AmInvestment positive on IHH’s digital healthcare initiative

IHH Healthcare had launched its telemedicine services in May last year, says analyst


IHH Healthcare Bhd’s foray into digital healthcare is seen as a positive move by analysts, as such platforms are becoming increasingly popular among customers for its efficiency.

AmInvestment Bank Bhd analyst Alan Lim Sheong Chun stated that IHH Healthcare had launched its telemedicine services in May last year.

“The company aims to develop its digital healthcare capabilities in the next three years and has allocated US$100 million (RM418 million) for this purpose,” he wrote in a research note on the healthcare group yesterday.

He is positive on IHH Healthcare’s venture into the digital healthcare space as this should lead to better operating efficiency and improved patient experience.

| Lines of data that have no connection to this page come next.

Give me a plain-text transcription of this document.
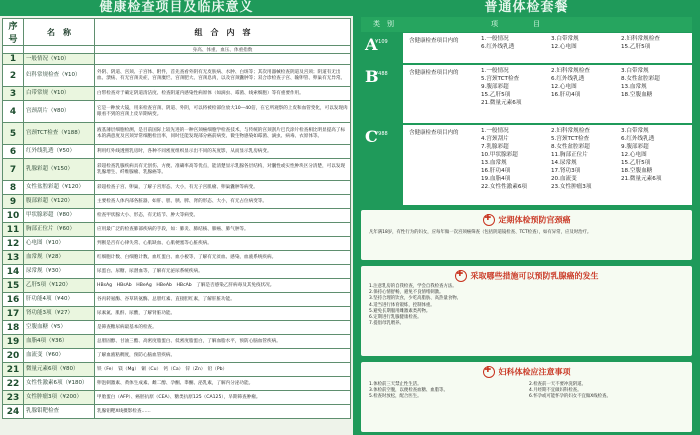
健康检查项目及临床意义
序号	名　称	组　合　内　容
		身高、体重、血压、体重指数
1	一般情况（¥10）	
2	妇科常规检查（¥10）	外阴、阴道、宫颈、子宫体、附件，首先查看外阴有无皮肤病、水肿、白斑等；其次用器械检查阴道及宫颈；阴道有无出血、溃疡、有无宫颈炎症，宫颈糜烂、宫颈肥大、宫颈息肉，以及宫颈囊肿等；双合诊检查子宫、输卵管、卵巢有无异常。
3	白带常规（¥10）	白带检查对于确定阴道清洁度、检查阴道内感染性病原体（如滴虫、霉菌、线索细胞）等有重要作用。
4	宫颈刮片（¥80）	它是一种放大镜，用来检查宫颈、阴道、外阴，可以将被检部位放大10—40倍，在它所观察的上皮和血管变化，可以发现肉眼看不到的宫颈上皮早期病变。
5	宫颈TCT检查（¥188）	液基薄层细胞检测，是目前国际上较先进的一种宫颈癌细胞学检查技术，与传统的宫颈刮片巴氏涂片检查相比明显提高了标本的满意度及宫颈异常细胞检出率，同时还能发现部分癌前病变、微生物感染如霉菌、滴虫、病毒、衣原体等。
6	红外线乳透（¥50）	利用红外线透照乳房时，各种不同密度组织显示出不同的灰度影，从而显示乳房病变。
7	乳腺彩超（¥150）	彩超检查乳腺疾病具有无创伤、方便、准确率高等优点，能清楚显示乳腺各层结构，对囊性或实性肿块区分清楚，可以发现乳腺增生、纤维腺瘤、乳腺癌等。
8	女性盆腔彩超（¥120）	彩超检查子宫、卵巢，了解子宫形态、大小，有无子宫肌瘤、卵巢囊肿等病变。
9	腹部彩超（¥120）	主要检查人体内部各脏器，如肝、胆、胰、脾、肾的形态、大小，有无占位病变等。
10	甲状腺彩超（¥80）	检查甲状腺大小、形态，有无结节、肿大等病变。
11	胸部正位片（¥60）	应用最广泛的检查肺部疾病的手段，如：肺炎、肺结核、肺癌、肺气肿等。
12	心电图（¥10）	判断是否有心律失常、心肌缺血、心肌梗塞等心脏疾病。
13	血常规（¥28）	红细胞计数、白细胞计数、血红蛋白、血小板等，了解有无贫血、感染、血液系统疾病。
14	尿常规（¥30）	尿蛋白、尿糖、尿潜血等，了解有无泌尿系统疾病。
15	乙肝5项（¥120）	HBsAg　HBsAb　HBeAg　HBeAb　HBcAb　了解是否感染乙肝病毒及其免疫状况。
16	肝功能4项（¥40）	谷丙转氨酶、谷草转氨酶、总胆红素、直接胆红素，了解肝脏功能。
17	肾功能3项（¥27）	尿素氮、肌酐、尿酸，了解肾脏功能。
18	空腹血糖（¥5）	是筛查糖尿病最基本的检查。
19	血脂4项（¥36）	总胆固醇、甘油三酯、高密度脂蛋白、低密度脂蛋白，了解血脂水平，预防心脑血管疾病。
20	血流变（¥60）	了解血液粘稠度，预防心脑血管疾病。
21	微量元素6项（¥80）	铁（Fe）　镁（Mg）　铜（Cu）　钙（Ca）　锌（Zn）　铅（Pb）
22	女性性激素6项（¥180）	卵泡刺激素、黄体生成素、雌二醇、孕酮、睾酮、泌乳素，了解内分泌功能。
23	女性肿瘤3项（¥200）	甲胎蛋白（AFP）、癌胚抗原（CEA）、糖类抗原125（CA125），早期筛查肿瘤。
24	乳腺钼靶检查	乳腺钼靶X线摄影检查……
普通体检套餐
类　别	项　目
A
¥109	含健康检查项目内的	1.一般情况	3.白带常规	2.妇科常规检查
6.红外线乳透	12.心电图	15.乙肝5项
B
¥488	含健康检查项目内的	1.一般情况	2.妇科常规检查	3.白带常规
5.宫颈TCT检查	6.红外线乳透	8.女性盆腔彩超
9.腹部彩超	12.心电图	13.血常规
15.乙肝5项	16.肝功4项	18.空腹血糖
21.微量元素6项
C
¥988	含健康检查项目内的	1.一般情况	2.妇科常规检查	3.白带常规
4.宫颈刮片	5.宫颈TCT检查	6.红外线乳透
7.乳腺彩超	8.女性盆腔彩超	9.腹部彩超
10.甲状腺彩超	11.胸部正位片	12.心电图
13.血常规	14.尿常规	15.乙肝5项
16.肝功4项	17.肾功3项	18.空腹血糖
19.血脂4项	20.血流变	21.微量元素6项
22.女性性激素6项	23.女性肿瘤3项
✚定期体检预防宫颈癌
凡年满18岁，有性行为的妇女，应每年做一次宫颈癌筛查（包括阴道镜检查、TCT检查），如有异常，应及时治疗。
✚采取哪些措施可以预防乳腺癌的发生
1.注意乳房的自我检查，学会自我检查方法。
2.保持心情舒畅，避免不良情绪刺激。
3.坚持合理的饮食，少吃高脂肪、高热量食物。
4.适当进行体育锻炼，控制体重。
5.避免长期服用雌激素类药物。
6.定期进行乳腺健康检查。
7.提倡母乳喂养。
✚妇科体检应注意事项
1.体检前三天禁止性生活。	2.检查前一天不要冲洗阴道。
3.体检前空腹，以便检查血糖、血脂等。	4.月经期不宜做妇科检查。
5.检查时放松，配合医生。	6.怀孕或可能怀孕的妇女不宜做X线检查。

“For example, hypertension patients can reduce their frequency of visits to hospitals by submitting their blood pressure data (taken at home) periodically to the hospitals.

“Operationally, doctors will be able to focus their time on more serious cases,” he said.

In addition, artificial intelligence and machine learning can also be applied in certain areas such as detecting abnormalities in patients’ scans and X-ray readings.

In March last year, IHH Healthcare invested in a minority stake in telehealth start-up Doctor Anywhere (DA), which is based in Singapore and offers on-demand healthcare solutions through a digital platform.

It aims to provide quick access to health and wellness solutions from anywhere.

In early September 2021, IHH Healthcare made a follow-on investment as part of DA’s Series C fundraising.

Lim stated that IHH Healthcare’s earnings for the third quarter of 2021 (3Q21) should decline quarter-on-quarter but improve on a year-on-year basis.

“Covid-19 daily new cases in India have eased to 20,000 cases in September from the peak of around 400,000 cases in May.

“This should result in lower revenue for IHH Laboratory (Pantai Premier Pathology) in 3Q21 due to lower Covid-19 tests,” the analyst stated.

He added that IHH Laboratory generated RM975 million in the first half of 2021.

India has the highest number of labs at over 420 (whereas 87% of the total 483 labs in four key markets).

“Although the number of elective surgeries may increase in 3Q21, we expect these would not be enough to offset the impact of the lower earnings from laboratory tests,” Lim opined.

He maintained a ‘Hold’ call on IHH Healthcare with an unchanged fair value of RM6.29 which was derived based on a discounted cashflow valuation model with a weighted average cost of capital of 7% and terminal growth rate of 3.5%.

“Incorporated in our fair value is a 3% premium for our environmental, social and corporate governance (ESG) rating of four stars for the company,” he said.

CGS-CIMB Securities Sdn Bhd analysts Eing Kar Mei and Tay Wee Kuang reiterated their ‘Add’ call for IHH Healthcare but raised its target price to RM8.21 from RM6.65.

They noted IHH has generally addressed the main ESG factors and does not have material ESG issues.

“If there were any ESG issue, we believe it is most likely due to the lack of or inconsistencies in disclosure, which could be due to the sheer size of its global operations.

“IHH has recently appointed a chief sustainability officer to look at its ESG framework and possibly revamp its way of ESG disclosures,” they wrote in a report yesterday.

CGS-CIMB is not concerned about IHH Healthcare’s ability to provide quality service as it is well governed and has strong financials.

“Its challenge is to provide affordable healthcare; to this end, IHH has invested in technologies to better identify and predict the outcomes and cost of care.

“We believe the impact of higher cost of medical treatment has less impact on IHH’s customers, who are less price-sensitive,” they said.

They are not too concerned about its mixed ESG scores as the sector itself is heavily regulated.

“Most of IHH Healthcare’s hospitals were also awarded with accreditations which are good indications of its compliance to healthcare standards as it involves on-site visits to the hospitals rather than voluntary disclosures,” they said.